Whatever sour emotions I entertained while reading accounts of the funeral of Marla Ruzicka had nothing really to do with the sad death on April 16 of a brave young woman in Baghdad. On many accounts–and I have had a detailed conversation with a close friend of Marla’s whose judgment I trust entirely–she was an idealistic person whose prime political flaw seems to have been the very forgivable one of naïveté.
Both in Afghanistan and Iraq, in furtherance of her humanitarian schemes, Marla Ruzicka elected a stance of studious neutrality in ascribing responsibility for the victims of US bombings and ground fire. This pursuit of “credibility” certainly yielded its ironic reward in the political range of those who publicly mourned her.

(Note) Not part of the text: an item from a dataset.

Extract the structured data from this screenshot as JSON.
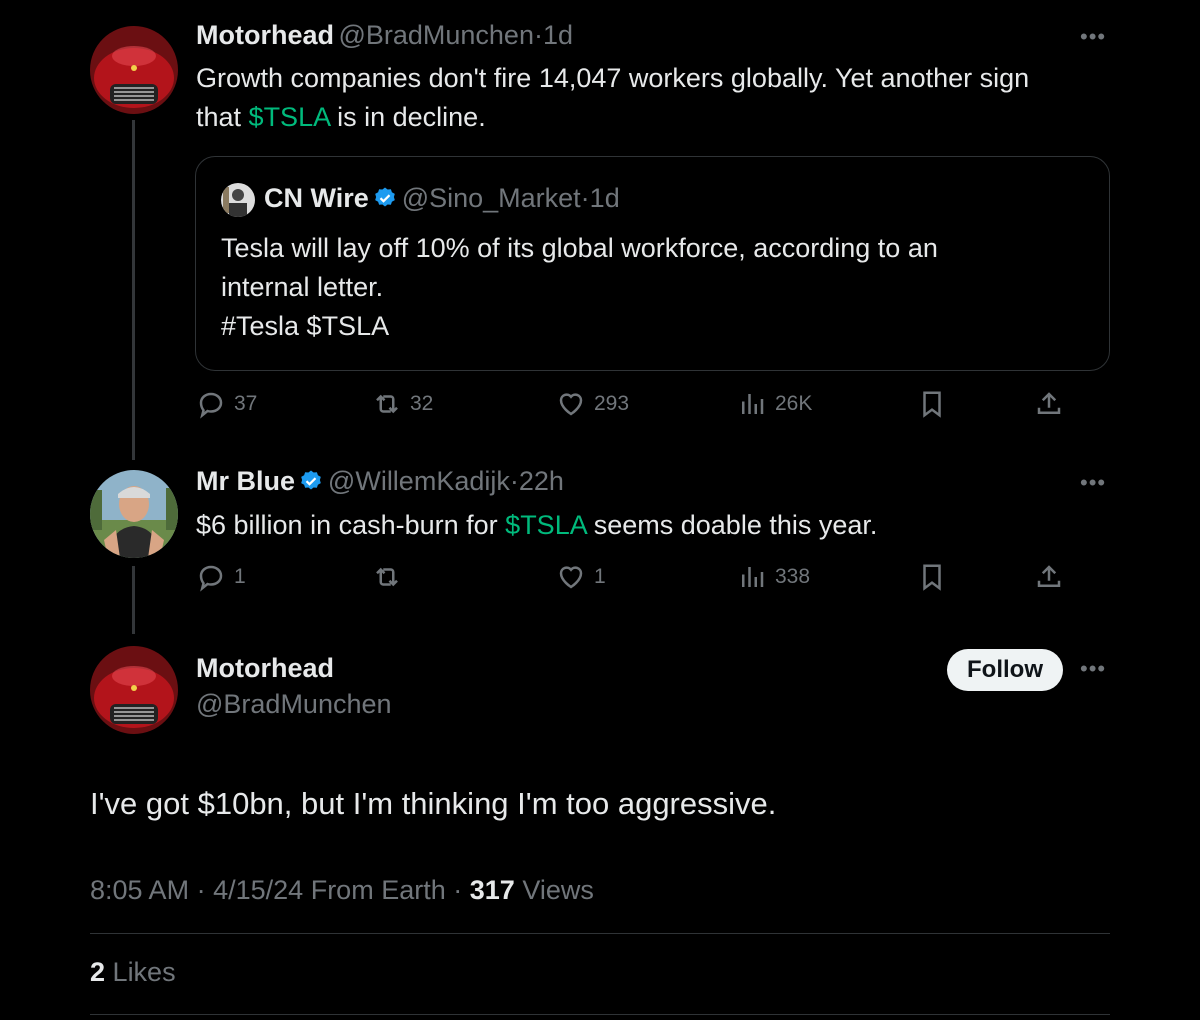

A US senator–Barbara Boxer–attended Ruzicka’s funeral in Lakeport, in northern California. Bob Herbert of the New York Times poured out an emotional column honoring Ruzicka, and Robert Pollock wrote for the Wall Street Journal editorial page, “America has lost a peerless and unique ambassador.”
The sourness in my heart stemmed from a contrast. Almost exactly two years earlier, on March 16, 2003, another brave young woman in a foreign land lost her life, not to a suicide bomber but under the blade of a forty-nine-ton bulldozer made in America by the Caterpillar company specifically for house demolitions and driven by an Israeli soldier, who surely saw Rachel Corrie, clearly visible in her fluorescent orange jacket.
No US senator attended Rachel’s funeral. They ran in the opposite direction. The Corries disclosed that after their return home to Washington State with their daughter’s body, they contacted their senators, Patty Murray and Maria Cantwell, both Democrats, and told them how their daughter had been deliberately murdered while peacefully demonstrating against a house demolition, such demolitions being violations of international law. Murray and Cantwell, the Corries recall, were quick with expressions of outrage and promises of investigations. The Corries never heard from Murray or Cantwell again.
Cindy Corrie’s mailbox filled with disgusting letters abusing her for being a bad mother, and the Israel-right-or-wrong crowd began an unrelenting campaign of abuse of Rachel, to the overall effect that she had it coming to her, that she was defending terrorists who smuggle weapons across the border to kill Israelis, that the International Solidarity Movement, of which she was a member, was a terrorist symp group.
As Professor Steve Niva of Evergreen State College in Olympia wrote on the CounterPunch website shortly after Corrie’s death, the house of Dr. Samir Nasrallah, which Rachel was defending, “was being demolished because, like dozens of others that have been bulldozed in Hay Salaam, his home was near the ‘Apartheid Wall’ Israel was building.”